The lack of deeper acknowledgement, as well as the media’s eagerness to forgive him, makes it hard to believe that Mayer has since interrogated the nuances of race politics and white supremacy. For all I know, he could have spent the summer reading Angela Davis and bell hooks, but his unwillingness to engage with the discourse even as it was happening makes me doubt it.

His quick pivot from calling Kerry Washington “white girl crazy” to comparing her to his song “Heartbreak Warfare” makes it impossible to “separate the art from the artist.” Yes, Mayer is a talented songwriter, but his music reveals so much about his problematic ideas about women.

Heartbreak Warfare,” for example, is a masterclass in gaslighting. Lyrics like “I’d only love you if you let me” appear as feigned overtures of empathy to dismiss his own unwillingness to be open, choosing instead to “pretend to feel no pain.” The song makes the same moves as this interview: calling a woman crazy for not being easy to understand, instead of admitting his notions might be wrong.

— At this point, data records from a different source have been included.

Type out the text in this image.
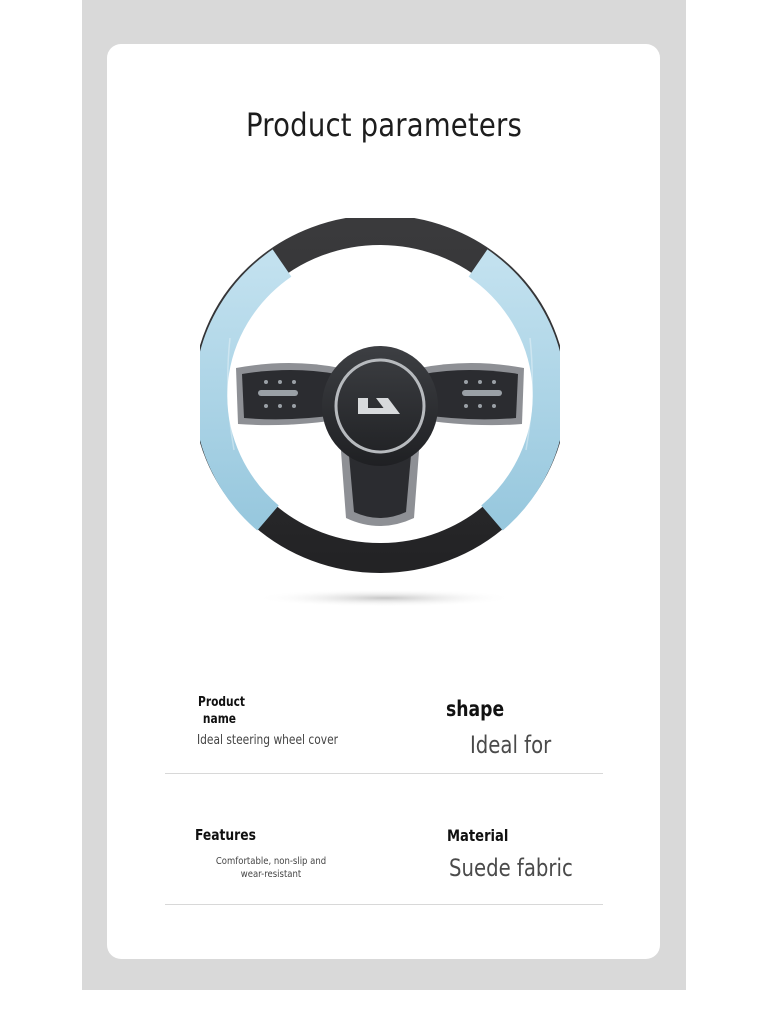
Product parameters
Product
name
Ideal steering wheel cover
shape
Ideal for
Features
Comfortable, non-slip and
wear-resistant
Material
Suede fabric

The persistent glorification of John Mayer allows him, and others like him, to get away with their unexamined assumptions about marginalized groups — Black women, specifically. And men who think they’re sensitive and evolved for listening to John Mayer are really just listening to the sounds of their misogyny played out over acoustic guitar.

On a night where Meg Thee Stallion and Beyonce were heralded by the institution, John Mayer’s performance felt hypocritical at best.

In the words of Taylor Swift: “This outfit doesn’t look cute on you ? Happy Women’s History Month I guess.”